The need for our products to obtain certification and the high demand for lab time could reduce our revenue and earnings by impairing our ability to bring new products to markets.

Typically, our products must be compliant with and certified by certain certifying agencies and bodies, including the Underwriters Laboratories, Canadian Safety Agency, European Conformity and, more recently, the Network Equipment Building Standard. Certification typically requires a company to secure lab time to perform testing on the equipment to be certified. The time required to obtain approvals from certifying bodies may result in delays in new product introductions, which could delay or reduce anticipated revenue and earnings from those products.

We will lose revenue opportunities if we do not decrease the time it takes us to fill our customers’ orders.

Unless we increase our manufacturing capacity to meet the increasingly shortened delivery schedules of our customers, we may lose potential sales from existing or new customers. A customer’s selection of power equipment is often based on which supplier can supply the requested equipment within a specified time period.

The market for supplying equipment and services to communications service providers is highly competitive, and, if we cannot compete effectively, our ability to grow our business or even to maintain revenues and earnings at current levels, will be impaired.

Competition among companies that supply equipment and services to communications service providers is intense. A few of our competitors have significantly greater financial, technological, manufacturing, marketing and distribution resources than we do. There can be no assurance that our current or potential competitors will not develop products comparable or superior to those developed by us or adapt more quickly than us to new technologies, emerging industry trends or changing customer requirements. Increased competition may cause us to lose market share or compel us to reduce prices to remain competitive, which could result in reduced gross margins. This could impair our ability to grow or even to maintain our current levels of revenues and earnings.

A significant downturn in the general economy could adversely affect our revenue, gross margin, and earnings.

Our business could be unfavorably affected by changes in national or global economic conditions, including inflation, interest rates, availability of capital markets, consumer spending rates, and the effects of governmental plans to manage economic conditions. The demand for many of our products and services is strongly correlated with the general economic conditions and with the level of business activity of our customers. Economic weakness and constrained customer spending has resulted in the past, and may result in the future, in decreased revenue, gross margin, earnings, or growth rates. We also have experienced, and may experience in the future, gross margin declines reflecting the effects of increased pressure for price concessions as our customers attempt to lower their cost structures. In this environment, we may not be able to reduce our costs sufficiently to maintain our margins.

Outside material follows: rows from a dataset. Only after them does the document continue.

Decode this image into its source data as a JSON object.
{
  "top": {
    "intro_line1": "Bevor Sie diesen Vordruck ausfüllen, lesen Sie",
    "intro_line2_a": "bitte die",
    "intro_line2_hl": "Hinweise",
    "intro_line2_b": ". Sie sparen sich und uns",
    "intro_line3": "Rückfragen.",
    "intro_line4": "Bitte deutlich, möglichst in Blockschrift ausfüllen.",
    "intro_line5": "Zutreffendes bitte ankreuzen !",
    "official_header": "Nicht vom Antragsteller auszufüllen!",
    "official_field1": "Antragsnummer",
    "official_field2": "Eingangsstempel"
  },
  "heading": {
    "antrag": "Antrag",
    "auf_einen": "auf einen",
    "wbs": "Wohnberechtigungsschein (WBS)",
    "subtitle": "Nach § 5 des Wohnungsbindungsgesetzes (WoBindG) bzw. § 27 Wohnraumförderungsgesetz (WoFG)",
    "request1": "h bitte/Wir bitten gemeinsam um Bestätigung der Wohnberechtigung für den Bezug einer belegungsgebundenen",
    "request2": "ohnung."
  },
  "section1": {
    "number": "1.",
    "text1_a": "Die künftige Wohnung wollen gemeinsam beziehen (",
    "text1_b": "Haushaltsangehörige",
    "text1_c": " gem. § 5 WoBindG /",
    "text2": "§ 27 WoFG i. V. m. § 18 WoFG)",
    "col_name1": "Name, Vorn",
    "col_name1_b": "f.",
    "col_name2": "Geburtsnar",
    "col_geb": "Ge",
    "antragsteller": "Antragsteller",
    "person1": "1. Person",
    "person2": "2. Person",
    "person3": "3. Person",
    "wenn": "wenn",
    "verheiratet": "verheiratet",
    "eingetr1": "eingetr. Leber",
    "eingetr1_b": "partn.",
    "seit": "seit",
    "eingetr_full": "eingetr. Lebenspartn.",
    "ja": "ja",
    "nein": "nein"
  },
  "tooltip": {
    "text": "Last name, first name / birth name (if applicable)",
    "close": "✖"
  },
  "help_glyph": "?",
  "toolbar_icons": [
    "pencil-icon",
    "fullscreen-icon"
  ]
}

Our products are dependent in part upon our proprietary technology.

Our ability to compete is dependent in part upon our proprietary technology. We rely on a combination of patents, trade secret, copyright and trademark laws, nondisclosure and other contractual agreements and technical measures to protect our proprietary rights. Despite our efforts to protect our proprietary rights, unauthorized parties may attempt to copy aspects of our products or to obtain and use the information that we regard as proprietary.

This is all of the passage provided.